ボアズ・イェーキンの新作「タイタンズを忘れない」は、これ以上ないほど痛快な映画だ。これを、実話を映画化した作品として、絶賛したり、よい映画だと思う人は、確かにそうとうおめでたい。しかしだからといって、きれい事だらけの、偽善的でご都合主義のヒューマンドラマと単純に批判するのは、あまりにも安易すぎる。
12歳の黒人ドラッグ・ディーラーを描いた「フレッシュ」を見ればわかるように、イェーキンという監督は、やろうと思えば人種問題という題材で、人物や状況をいくらでも深く掘り下げられる感性も能力も持ち合わせている。それでは、本当はやろうとしたのに、配給のディズニーやプロデューサーのブラッカイマーの制約があって、実力を発揮することができなかったのかといえば、それも違う。イェーキンはそんな制約があっても、彼らしいリアルな視点の痕跡くらいは、いくらでも残せる監督である。彼は最初から意図して、こういう映画を作ったのだ。こういう映画とは、物語のもとになっている実話という要素を完全に無視したファンタジーということである。
彼の狙いは非常によくわかる気がする。この実話の映画化に際して、配給のディズニーやブラッカイマーが最も期待しているのは、少なくともイェーキンならではの人間や社会に対する洞察ではない。たとえば、この題材を、アメリカが保守化し、人種差別の風潮が強まった80年代に映画化しようとするなら、まだそこにはハリウッド・リベラルの心意気というものも感じられる。
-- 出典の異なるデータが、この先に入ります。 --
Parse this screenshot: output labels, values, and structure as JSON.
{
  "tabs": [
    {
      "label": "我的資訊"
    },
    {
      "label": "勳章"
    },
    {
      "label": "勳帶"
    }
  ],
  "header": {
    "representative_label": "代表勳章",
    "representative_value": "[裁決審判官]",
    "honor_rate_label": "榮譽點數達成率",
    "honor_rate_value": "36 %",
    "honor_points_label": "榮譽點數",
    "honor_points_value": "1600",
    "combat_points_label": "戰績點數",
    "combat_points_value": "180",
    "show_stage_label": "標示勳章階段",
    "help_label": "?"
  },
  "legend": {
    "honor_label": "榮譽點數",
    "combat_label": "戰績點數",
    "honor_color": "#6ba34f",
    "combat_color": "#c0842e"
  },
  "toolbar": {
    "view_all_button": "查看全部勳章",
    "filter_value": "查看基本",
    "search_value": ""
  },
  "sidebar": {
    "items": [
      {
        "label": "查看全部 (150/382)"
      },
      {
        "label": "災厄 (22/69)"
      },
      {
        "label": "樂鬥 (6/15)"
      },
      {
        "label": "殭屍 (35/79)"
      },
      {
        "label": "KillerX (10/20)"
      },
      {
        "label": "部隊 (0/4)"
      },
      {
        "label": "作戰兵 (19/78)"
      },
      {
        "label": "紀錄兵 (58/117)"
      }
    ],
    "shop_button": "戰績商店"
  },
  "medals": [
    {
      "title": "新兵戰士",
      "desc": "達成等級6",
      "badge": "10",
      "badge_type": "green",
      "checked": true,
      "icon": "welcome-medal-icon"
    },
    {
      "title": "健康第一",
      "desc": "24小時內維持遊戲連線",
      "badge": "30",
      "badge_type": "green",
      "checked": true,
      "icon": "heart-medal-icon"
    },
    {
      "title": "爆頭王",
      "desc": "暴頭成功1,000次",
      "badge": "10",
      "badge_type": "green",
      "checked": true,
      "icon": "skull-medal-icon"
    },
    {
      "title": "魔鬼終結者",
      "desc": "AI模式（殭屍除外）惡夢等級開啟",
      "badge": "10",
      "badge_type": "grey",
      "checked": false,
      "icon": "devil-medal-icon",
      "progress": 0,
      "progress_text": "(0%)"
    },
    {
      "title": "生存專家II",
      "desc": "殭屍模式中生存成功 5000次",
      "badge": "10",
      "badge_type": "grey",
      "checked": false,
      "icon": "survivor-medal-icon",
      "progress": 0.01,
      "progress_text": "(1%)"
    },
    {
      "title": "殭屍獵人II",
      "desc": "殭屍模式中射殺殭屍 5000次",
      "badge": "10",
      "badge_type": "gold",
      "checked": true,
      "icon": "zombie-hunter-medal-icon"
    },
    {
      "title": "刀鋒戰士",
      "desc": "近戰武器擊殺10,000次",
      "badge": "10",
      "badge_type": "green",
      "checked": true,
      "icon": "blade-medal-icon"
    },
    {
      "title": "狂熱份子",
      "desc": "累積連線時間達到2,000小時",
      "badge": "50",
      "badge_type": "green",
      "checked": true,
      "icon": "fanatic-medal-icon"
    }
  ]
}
しかし、いまこの配給とプロデューサーで映画化しようとするのは、何よりもこれが美談であるからに違いない。
そんな状況や立場で監督を手がけた場合、能力もあり、黒人社会も描いたことのある監督が最も後悔するのはなにかといえば、実話を半端なヒューマンドラマとして映画にしてしまうことだ。イェーキンはそういう後悔をしないために、実話を完全に無視し、このファンタジーを作り上げた。もちろん、ファンタジーにするために彼が全力を傾けても、文句をいうお偉方はひとりもいなかっただろう。
この映画には、この世に絶対に存在しないファンタジーを作ってしまえという彼の明確な意思が細部にまで見事に反映されている。映像は美しく、キャストもデンゼル・ワシントンやウィル・パットンを筆頭としてありえない夢の世界の住人を好演している。南北戦争の激戦地の場面は、そんな夢の世界のハイライトだといえる。そして、このあまりにも美しく感動的なファンタジーに酔いしれ、現実の世界に戻ってきたわれわれは、より普遍的な意味で現実の醜さや惨めさをあらためて痛感することになるのである。これは、へそ曲がりのアルトマンでも思いつかないような、きわめてブラックな出色のファンタジーなのだ。